Seattle Sounders with a chance to become an MLS dynasty? They're already there | Charles Boehm

Seattle Sounders - 2019 - MLS Cup parade

It’s become the most dependable tradition of the Audi MLS Cup Playoffs: the Seattle Sounders right in the thick of the championship hunt.


The Rave Green have never experienced an MLS campaign without postseason participation, and were one of the more emphatic winners in this year’s Round One as they clinically dispatched LAFC for the second year in a row. Ahead of their Western Conference Semifinal against FC Dallas on Tuesday (9:30 pm ET | TV & streaming info), it’s made them a hot pick to defend their 2019 title, with most oddsmakers fancying their chances as the best of the eight teams remaining in the bracket.


“Well, you need good players, you need good fans, you need good ownership, you need good organization,” head coach Brian Schmetzer told reporters when asked about his side’s longevity at the top in a Friday conference call. “We have a lot of things going for us here. You need good assistant coaches, they do a great job. It requires a lot of work, but it's something that I'm very proud of, that this franchise has been successful.”


Amid MLS parity, roster turnover and even a global viral pandemic, Seattle’s decade-plus of consistent contention is striking. And with two trophy hoists from three final trips over the past four years, they’ve found another gear under Schmetzer. Which quite rightly provokes debate over the potential application of the “dynasty” label, and possibly even that of MLS GOATs.

So will another Cup run this fall earn this crop of Sounders that best-ever distinction? I asked someone who’s been around the league since its inception as a player, club executive and television pundit, won an MLS Cup of his own back in 2002 and loves to invoke the subjective but sexy “superclub” sobriquet: Alexi Lalas.

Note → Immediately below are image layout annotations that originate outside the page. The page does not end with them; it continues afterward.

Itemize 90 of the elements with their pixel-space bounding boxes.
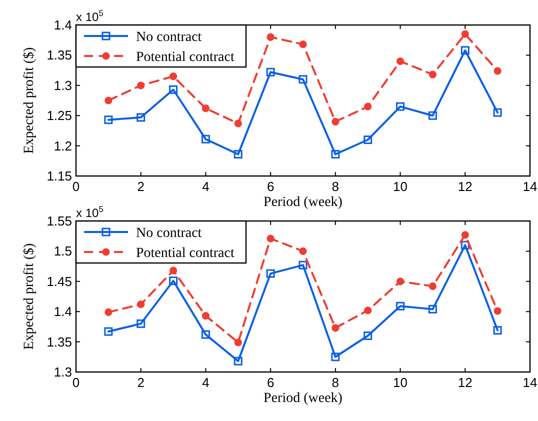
point xyxy=(299,247,307,255)
point xyxy=(493,326,502,335)
point xyxy=(266,33,274,41)
legend-label: No contract xyxy=(136,30,202,45)
point xyxy=(493,108,502,117)
x-tick-label: 2 xyxy=(137,375,144,390)
y-axis-title: Expected profit ($) xyxy=(22,242,37,350)
y-tick-label: 1.45 xyxy=(46,274,72,289)
point xyxy=(234,120,242,128)
x-tick-label: 10 xyxy=(393,179,408,194)
y-tick-label: 1.3 xyxy=(54,78,72,93)
y-tick-label: 1.3 xyxy=(54,364,72,380)
point xyxy=(461,30,469,38)
x-tick-label: 4 xyxy=(202,179,210,194)
x-tick-label: 0 xyxy=(72,375,80,390)
point xyxy=(299,40,307,48)
point xyxy=(136,113,146,122)
x-tick-label: 8 xyxy=(332,375,340,390)
point xyxy=(137,82,145,90)
y-tick-label: 1.35 xyxy=(46,334,72,350)
y-axis-title: Expected profit ($) xyxy=(22,46,37,154)
x-tick-label: 10 xyxy=(393,375,408,390)
x-axis-title: Period (week) xyxy=(264,195,343,210)
point xyxy=(202,104,210,112)
x-tick-label: 2 xyxy=(137,179,144,194)
x-tick-label: 6 xyxy=(266,179,274,194)
point xyxy=(364,306,372,314)
point xyxy=(266,68,275,76)
y-tick-label: 1.4 xyxy=(54,18,72,32)
point xyxy=(169,276,178,286)
point xyxy=(169,85,178,94)
legend-label: Potential contract xyxy=(136,246,234,261)
point xyxy=(136,319,146,328)
point xyxy=(298,260,308,270)
point xyxy=(169,72,178,80)
x-tick-label: 6 xyxy=(266,375,274,390)
point xyxy=(104,116,113,124)
x-tick-label: 0 xyxy=(72,179,80,194)
point xyxy=(201,134,210,144)
point xyxy=(331,352,340,362)
point xyxy=(364,332,372,340)
x-tick-label: 12 xyxy=(458,375,472,390)
point xyxy=(364,102,372,110)
point xyxy=(460,240,470,250)
point xyxy=(201,330,210,339)
point xyxy=(104,308,112,316)
point xyxy=(428,282,437,290)
text: x 10$^{5}$ xyxy=(76,204,104,220)
point xyxy=(428,304,437,314)
point xyxy=(396,57,404,66)
point xyxy=(331,150,340,159)
y-tick-label: 1.4 xyxy=(54,304,72,320)
y-tick-label: 1.55 xyxy=(46,214,72,228)
point xyxy=(104,327,113,336)
point xyxy=(266,234,274,242)
point xyxy=(169,266,178,274)
point xyxy=(460,46,470,55)
y-tick-label: 1.5 xyxy=(54,244,72,259)
point xyxy=(137,300,145,308)
point xyxy=(234,150,242,159)
x-tick-label: 8 xyxy=(332,179,340,194)
point xyxy=(202,312,210,320)
point xyxy=(396,302,405,310)
x-tick-label: 4 xyxy=(202,375,210,390)
y-tick-label: 1.25 xyxy=(46,108,72,124)
point xyxy=(266,269,275,278)
point xyxy=(428,70,437,78)
point xyxy=(494,307,502,315)
point xyxy=(104,96,112,104)
point xyxy=(332,118,340,126)
x-axis-title: Period (week) xyxy=(264,391,343,406)
point xyxy=(396,278,404,286)
point xyxy=(461,231,469,239)
point xyxy=(234,356,242,366)
legend-label: Potential contract xyxy=(136,50,234,65)
point xyxy=(494,67,502,75)
y-tick-label: 1.35 xyxy=(46,48,72,63)
x-tick-label: 14 xyxy=(522,179,538,194)
x-tick-label: 14 xyxy=(522,375,538,390)
point xyxy=(234,338,242,346)
y-tick-label: 1.15 xyxy=(46,168,72,184)
point xyxy=(428,111,437,120)
text: x 10$^{5}$ xyxy=(76,8,104,24)
y-tick-label: 1.2 xyxy=(54,138,72,154)
legend-label: No contract xyxy=(136,226,202,241)
point xyxy=(332,324,340,332)
point xyxy=(298,75,308,84)
point xyxy=(396,102,405,111)
point xyxy=(364,136,372,144)
x-tick-label: 12 xyxy=(458,179,472,194)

“I think regardless if they go on and win it or not [this year], they are deserved members of that elite,” the FOX analyst said of Seattle.

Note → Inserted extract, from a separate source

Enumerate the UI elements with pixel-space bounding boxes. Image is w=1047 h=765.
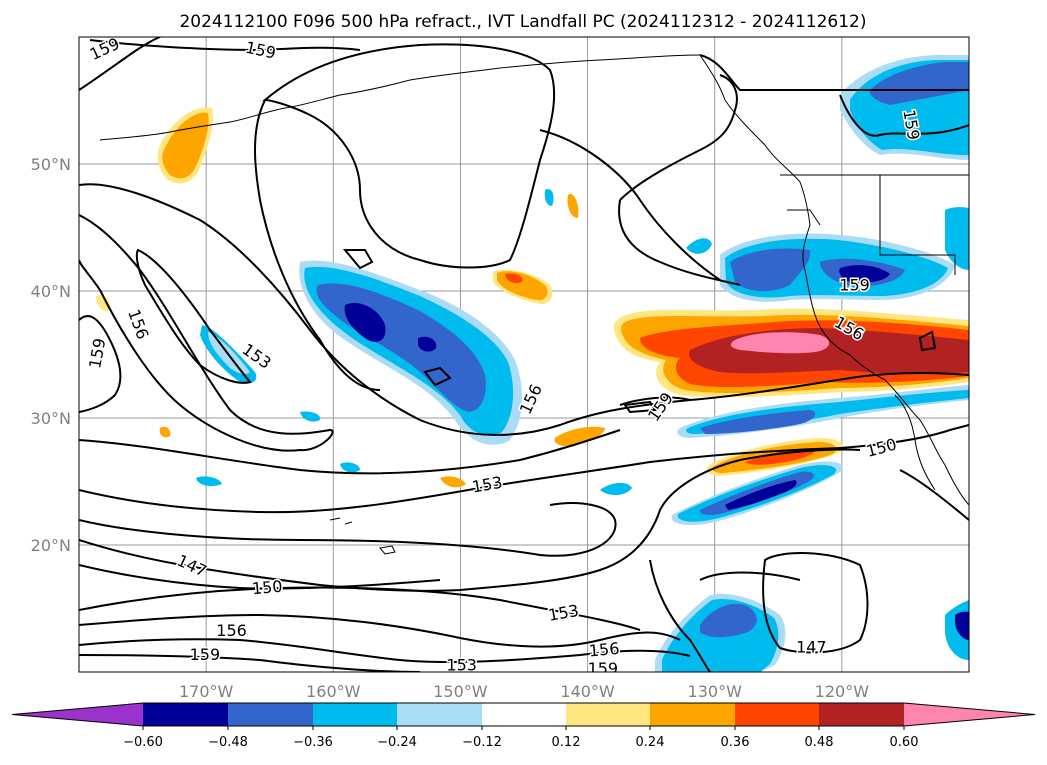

“Look, it's a league built on manufactured parity, and that’s one of the things I love about the league, but it makes it that much more difficult to be a superclub,” added the former New England Revolution, MetroStars, Kansas City Wizards and LA Galaxy center back. “And they have held on that upper echelon type of [status] for a number of years. I'm trying to think of when their last season that would be looked at as a failure was.”


Technically speaking, that might be 2018, when they fell to the Portland Timbers in a wild Western Conference Semifinals series decided on penalties – and even that setback did not kill their MLS-record streak of consecutive home playoff wins, which now stands at 13 matches and counting. And perhaps it proves the point. In four-plus years under Schmetzer, it can be argued anything short of a trip to the championship game is an anomaly, a disappointment.


As much as MLS is constructed to give everyone a fair shot, the clubs that have hoisted multiple MLS Cup trophies are a select group. Only six can claim that honor: the LA Galaxy with five Cups, D.C. United with four and Houston, San Jose, Sporting and Seattle level on two apiece. Fewer still have woven together multiple such triumphs with the same core group.


LA’s peak reaped three titles in four years from 2011-14, led by Bruce Arena and the David Beckham-Landon Donovan-Robbie Keane troika. Marco Etcheverry and Jaime Moreno’s D.C. set the early standard with three of the league’s first four championships.


The Sounders’ current iteration seems to have every bit the same high standards for success as those – “it’s built into their DNA, it’s built into their culture,” said Schmetzer of his group – and similarly impactful stars, the attacking “Big Three” of Nico Lodeiro, Raul Ruidiaz and Jordan Morris, who’ve been particularly productive in the postseason:


  • Ruidiaz – 8 goals, 6 assists in 7 career MLS playoff matches
  • Lodeiro – 8g, 8a in 18 playoff matches
  • Morris – 6g, 3a in 13 playoff matches

From getting their big-ticket signings right to maximizing returns from domestic players (including, increasingly, academy products) and investing wisely in data and analytics, Seattle have done a little bit of everything well. And that includes their large fanbase, vibrant Lumen Field setting and strong presence in their market.


“You can't undervalue how important that environment is, with the 60,000 people there and how relevant the team is to that city and market. Even the color resonates,” said Lalas. “They own that city as much from a soccer perspective as any of those other teams that I talked about, and maybe even more so than some of them.


“I, at times, make fun of my friends up in Seattle – they invented the game and they invented the superclub and they invented everything else,” he added with a chuckle. “But I do have to take my hat off to what they have done. They are important to the league and they bring value to the league with what they are doing on the ground, and that consistency.”


Their own high expectations require the Sounders to not merely be a part of this conversation, but to end it, by going on to finish the job with another trip to the winners’ podium next month. That’s a lofty standard, and that’s how they like it.